In his conclusion, Duke makes one statement that reveals what is probably a stumbling block to many in considering the Book of Mormon as a literary work: “I make no claim that literary style is as important as the spiritual content of the prophetic messages. In a sense, literary style is fluff, or the frosting on the cake” (p. 311). Duke then backs away from this view, though, saying: “Literary style helps people to pay attention to the message, remember it, and feel a sense of spirituality as well as beauty. So literary style is really not fluff after all, but an essential ingredient in communicating God’s message to his children” (p. 312). I would add that literary style is not just the frosting on the cake called the Book of Mormon—it is an essential part of the cake.

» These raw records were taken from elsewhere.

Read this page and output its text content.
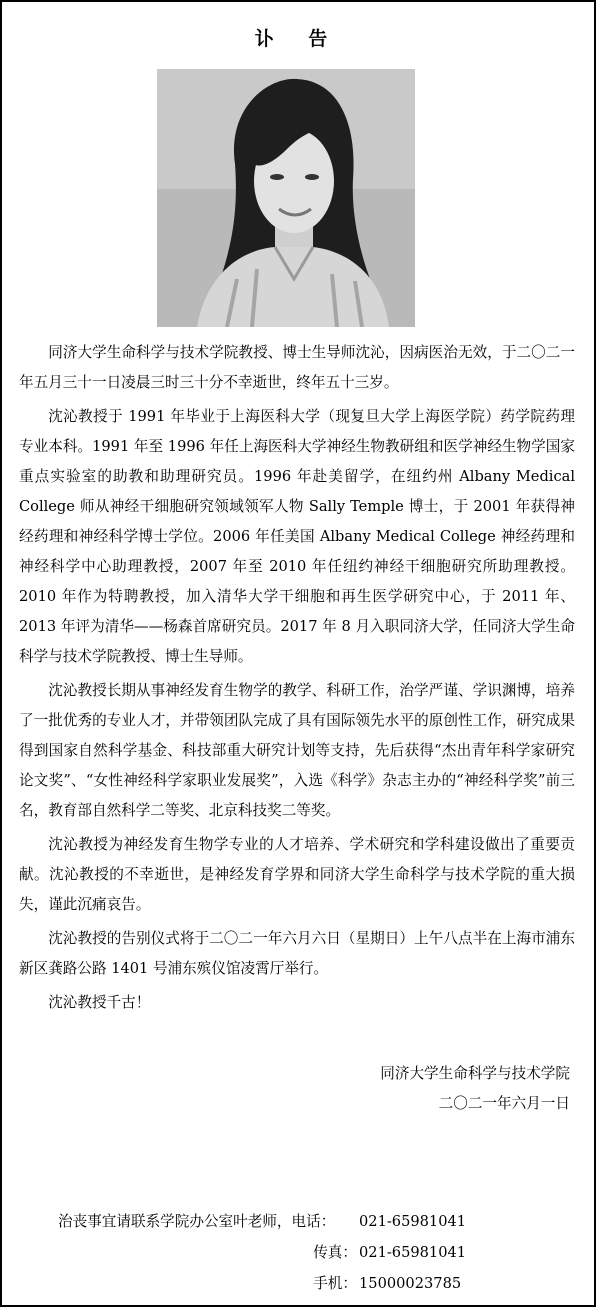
讣 告

同济大学生命科学与技术学院教授、博士生导师沈沁，因病医治无效，于二〇二一年五月三十一日凌晨三时三十分不幸逝世，终年五十三岁。

沈沁教授于 1991 年毕业于上海医科大学（现复旦大学上海医学院）药学院药理专业本科。1991 年至 1996 年任上海医科大学神经生物教研组和医学神经生物学国家重点实验室的助教和助理研究员。1996 年赴美留学，在纽约州 Albany Medical College 师从神经干细胞研究领域领军人物 Sally Temple 博士，于 2001 年获得神经药理和神经科学博士学位。2006 年任美国 Albany Medical College 神经药理和神经科学中心助理教授，2007 年至 2010 年任纽约神经干细胞研究所助理教授。2010 年作为特聘教授，加入清华大学干细胞和再生医学研究中心，于 2011 年、2013 年评为清华——杨森首席研究员。2017 年 8 月入职同济大学，任同济大学生命科学与技术学院教授、博士生导师。

沈沁教授长期从事神经发育生物学的教学、科研工作，治学严谨、学识渊博，培养了一批优秀的专业人才，并带领团队完成了具有国际领先水平的原创性工作，研究成果得到国家自然科学基金、科技部重大研究计划等支持，先后获得“杰出青年科学家研究论文奖”、“女性神经科学家职业发展奖”，入选《科学》杂志主办的“神经科学奖”前三名，教育部自然科学二等奖、北京科技奖二等奖。

沈沁教授为神经发育生物学专业的人才培养、学术研究和学科建设做出了重要贡献。沈沁教授的不幸逝世，是神经发育学界和同济大学生命科学与技术学院的重大损失，谨此沉痛哀告。

沈沁教授的告别仪式将于二〇二一年六月六日（星期日）上午八点半在上海市浦东新区龚路公路 1401 号浦东殡仪馆凌霄厅举行。

沈沁教授千古！

同济大学生命科学与技术学院
二〇二一年六月一日
治丧事宜请联系学院办公室叶老师，电话： 021-65981041
传真： 021-65981041
手机： 15000023785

Plato had it right: truth, goodness, and beauty are three parts of a whole. “That which is of God inviteth and enticeth to do good continually” (Moroni 7:13). Mormon the poet knew exactly what he was talking about: Truth, that “which is of God,” employs beauty (it “inviteth and enticeth”) to do good. Latter-day Saints appropriately sing, “Beautiful words of love / Coming from God above.”[1] Ralph Waldo Emerson put it this way: “The Father, the Spirit, and the Son . . . stand respectively for the love of truth, for the love of good, and for the love of beauty. These three are equal. . . . The world is not painted, or adorned, but is from the beginning beautiful; and God has not made some beautiful things, but Beauty is the creator of the universe.”[2] My hope and expectation is that faithful scholars in the future will build on what James Duke and others have done to reveal more perfectly how form and content are integrated in the Book of Mormon to create a spiritual masterpiece made so in part by its literary aspects.


[1]     “Oh, Holy Words of Truth and Love,” Hymns, no. 271.

[2]     Ralph Waldo Emerson, “The Poet,” in Essays: Second Series (Boston: Munroe, 1844), 7.